Canada, It's Complicated will make Manitoba stops on its cross-country tour at Winnipeg's West End Cultural Centre on Wednesday and the William Glesby Centre in Portage la Prairie on Thursday, before continuing its tour with upcoming performances in Saskatchewan, Alberta, B.C. and Yukon.
Directed, co-written and co-produced by Mary Walsh, of This Hour Has 22 Minutes fame, the satirical revue takes humorous jabs at Canadian history while keeping Indigenous stories at the forefront.
"When we start the show, people are immediately taken aback because the opening song and dance number is The Foundation of Our Nation is a Big Fat Lie", said Dakota Hebert, one of two Indigenous actors in the seven-person production.
Canada, It's Complicated began its tour in Goose Bay, N.L., in early September, with more than 40 shows scheduled across Canada. The tour will wrap up in mid-November in Haines Junction, Yukon.
The show uses comedy to tell stories about Louis Riel, Africville and other pieces of Canada's 150-year history. The show was written by Walsh and others, including Thomas King, who often writes about Indigenous Peoples.

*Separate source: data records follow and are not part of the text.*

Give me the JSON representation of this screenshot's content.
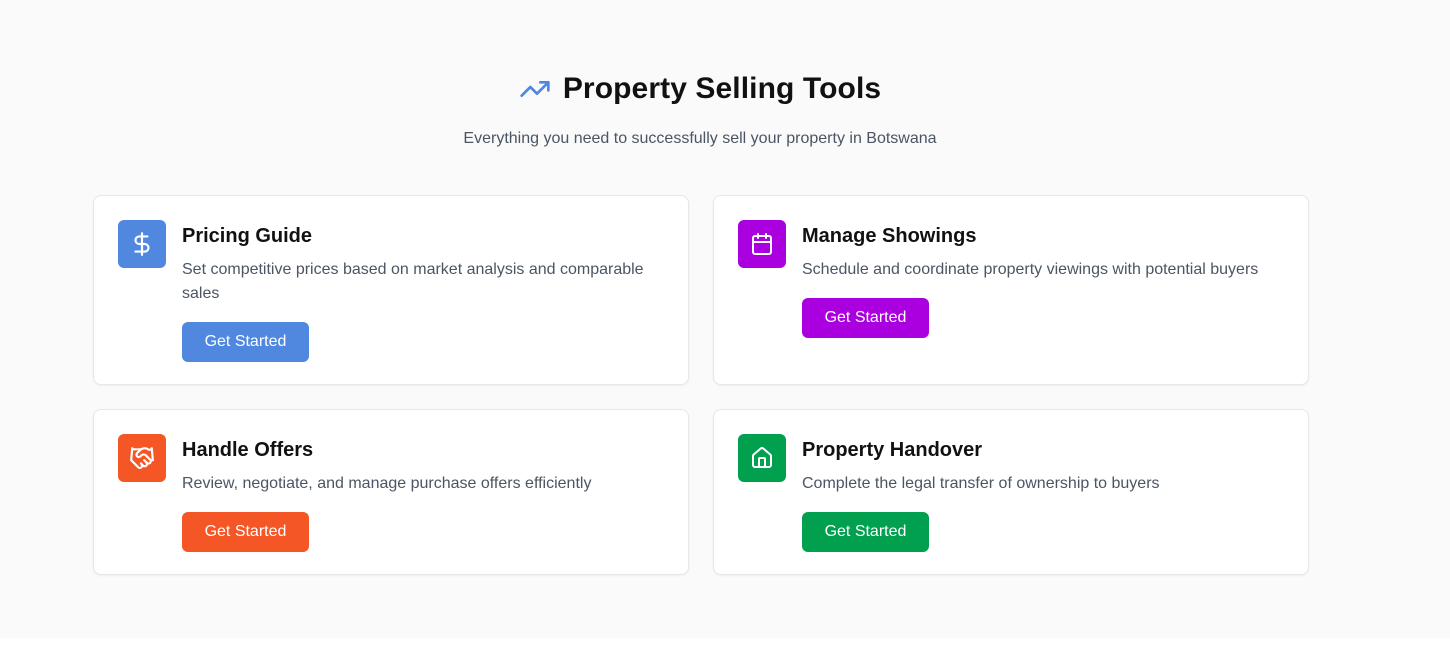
{
  "header": {
    "title": "Property Selling Tools",
    "subtitle": "Everything you need to successfully sell your property in Botswana",
    "icon": "trending-up-icon",
    "icon_color": "#4f86e0"
  },
  "cards": [
    {
      "title": "Pricing Guide",
      "description": "Set competitive prices based on market analysis and comparable sales",
      "button_label": "Get Started",
      "icon": "dollar-icon",
      "color": "#5088e0"
    },
    {
      "title": "Manage Showings",
      "description": "Schedule and coordinate property viewings with potential buyers",
      "button_label": "Get Started",
      "icon": "calendar-icon",
      "color": "#aa00e0"
    },
    {
      "title": "Handle Offers",
      "description": "Review, negotiate, and manage purchase offers efficiently",
      "button_label": "Get Started",
      "icon": "handshake-icon",
      "color": "#f55625"
    },
    {
      "title": "Property Handover",
      "description": "Complete the legal transfer of ownership to buyers",
      "button_label": "Get Started",
      "icon": "home-icon",
      "color": "#00a04f"
    }
  ]
}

"If you're doing something on how Canada was born and how it was raised, you have to have Indigenous Peoples as the focus," said Hebert, who is Dene, from English River First Nation in Saskatchewan.

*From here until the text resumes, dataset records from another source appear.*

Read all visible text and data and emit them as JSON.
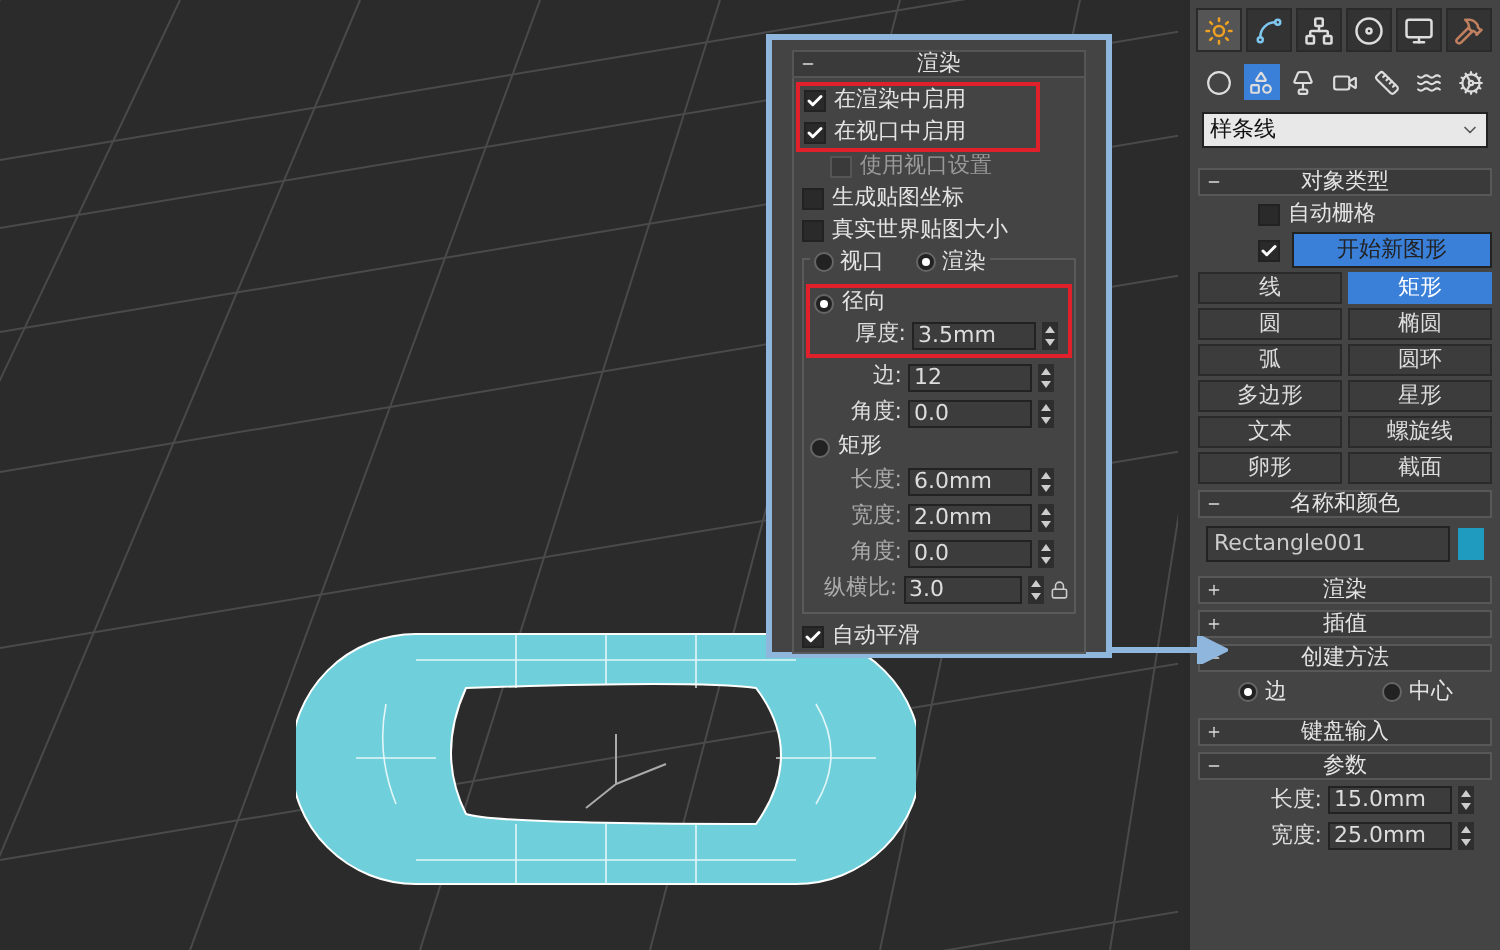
{
  "render_rollout": {
    "title": "渲染",
    "expanded": true,
    "checkboxes": [
      {
        "label": "在渲染中启用",
        "checked": true,
        "highlighted": true
      },
      {
        "label": "在视口中启用",
        "checked": true,
        "highlighted": true,
        "children": [
          {
            "label": "使用视口设置",
            "checked": false,
            "disabled": true
          }
        ]
      },
      {
        "label": "生成贴图坐标",
        "checked": false
      },
      {
        "label": "真实世界贴图大小",
        "checked": false
      }
    ],
    "mode_radios": [
      {
        "label": "视口",
        "selected": false
      },
      {
        "label": "渲染",
        "selected": true
      }
    ],
    "sections": [
      {
        "label": "径向",
        "selected": true,
        "highlighted": true,
        "fields": [
          {
            "label": "厚度:",
            "value": "3.5mm",
            "highlighted": true
          },
          {
            "label": "边:",
            "value": "12"
          },
          {
            "label": "角度:",
            "value": "0.0"
          }
        ]
      },
      {
        "label": "矩形",
        "selected": false,
        "fields": [
          {
            "label": "长度:",
            "value": "6.0mm"
          },
          {
            "label": "宽度:",
            "value": "2.0mm"
          },
          {
            "label": "角度:",
            "value": "0.0"
          },
          {
            "label": "纵横比:",
            "value": "3.0",
            "lock": true
          }
        ]
      }
    ],
    "auto_smooth": {
      "label": "自动平滑",
      "checked": true
    }
  },
  "command_panel": {
    "tabs": [
      {
        "kind": "create",
        "selected": true
      },
      {
        "kind": "modify",
        "selected": false
      },
      {
        "kind": "hierarchy",
        "selected": false
      },
      {
        "kind": "motion",
        "selected": false
      },
      {
        "kind": "display",
        "selected": false
      },
      {
        "kind": "utilities",
        "selected": false
      }
    ],
    "categories": [
      {
        "kind": "geometry",
        "selected": false
      },
      {
        "kind": "shapes",
        "selected": true
      },
      {
        "kind": "lights",
        "selected": false
      },
      {
        "kind": "cameras",
        "selected": false
      },
      {
        "kind": "helpers",
        "selected": false
      },
      {
        "kind": "spacewarps",
        "selected": false
      },
      {
        "kind": "systems",
        "selected": false
      }
    ],
    "dropdown": "样条线",
    "rollouts": [
      {
        "kind": "object_type",
        "title": "对象类型",
        "expanded": true,
        "auto_grid": {
          "label": "自动栅格",
          "checked": false
        },
        "start_new_shape": {
          "label": "开始新图形",
          "checked": true
        },
        "buttons": [
          {
            "label": "线",
            "selected": false
          },
          {
            "label": "矩形",
            "selected": true
          },
          {
            "label": "圆",
            "selected": false
          },
          {
            "label": "椭圆",
            "selected": false
          },
          {
            "label": "弧",
            "selected": false
          },
          {
            "label": "圆环",
            "selected": false
          },
          {
            "label": "多边形",
            "selected": false
          },
          {
            "label": "星形",
            "selected": false
          },
          {
            "label": "文本",
            "selected": false
          },
          {
            "label": "螺旋线",
            "selected": false
          },
          {
            "label": "卵形",
            "selected": false
          },
          {
            "label": "截面",
            "selected": false
          }
        ]
      },
      {
        "kind": "name_color",
        "title": "名称和颜色",
        "expanded": true,
        "name": "Rectangle001",
        "color": "#1e9bbf"
      },
      {
        "title": "渲染",
        "expanded": false
      },
      {
        "title": "插值",
        "expanded": false
      },
      {
        "kind": "creation_method",
        "title": "创建方法",
        "expanded": true,
        "radios": [
          {
            "label": "边",
            "selected": true
          },
          {
            "label": "中心",
            "selected": false
          }
        ]
      },
      {
        "title": "键盘输入",
        "expanded": false
      },
      {
        "kind": "parameters",
        "title": "参数",
        "expanded": true,
        "fields": [
          {
            "label": "长度:",
            "value": "15.0mm"
          },
          {
            "label": "宽度:",
            "value": "25.0mm"
          }
        ]
      }
    ]
  }
}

"We don't paint John A. Macdonald to be the saint that history has made him out to be," said fellow cast member Chad Anderson, who is Cree and from The Pas/Opaskwayak Cree Nation in Manitoba. He landed the role after the producers saw clips of him doing stand-up comedy.

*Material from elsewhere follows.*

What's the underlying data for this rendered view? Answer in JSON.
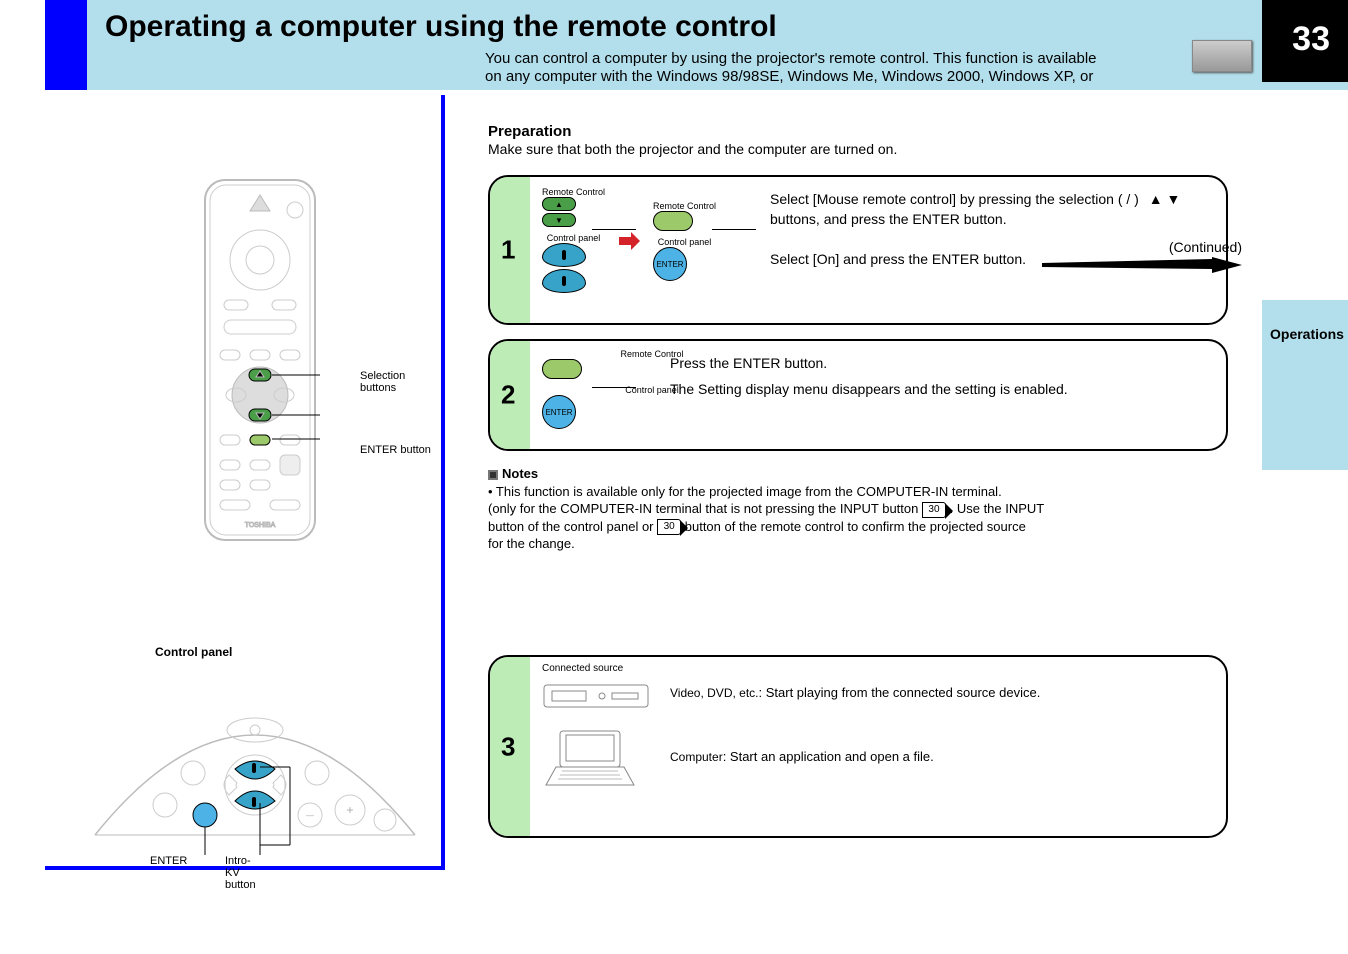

Both Hebert and Anderson said they were concerned at first about how their characters would be represented in the production.
"I was a little worried coming in thinking that I was going to be playing the stereotypical stoic Native man," said Anderson.
But both he and Hebert said the show's producers were able to ease those concerns by giving the cast more creative freedom in the production, including allowing them to choose parts of their wardrobe.
When the two stand-up comedians are not performing in the production, they're taking the time to hit up every city and town's open comedy jams along the tour.
Despite often being the only Indigenous people in the room at many of those comedy jams, they said they are taking the opportunity to break down stereotypes about Indigenous comedians. Feedback has been positive, Hebert added.
"We're, like, the only two Native comics that people have met before. When it turns out that we're the funniest ones, it just blows people's minds," laughed Hebert.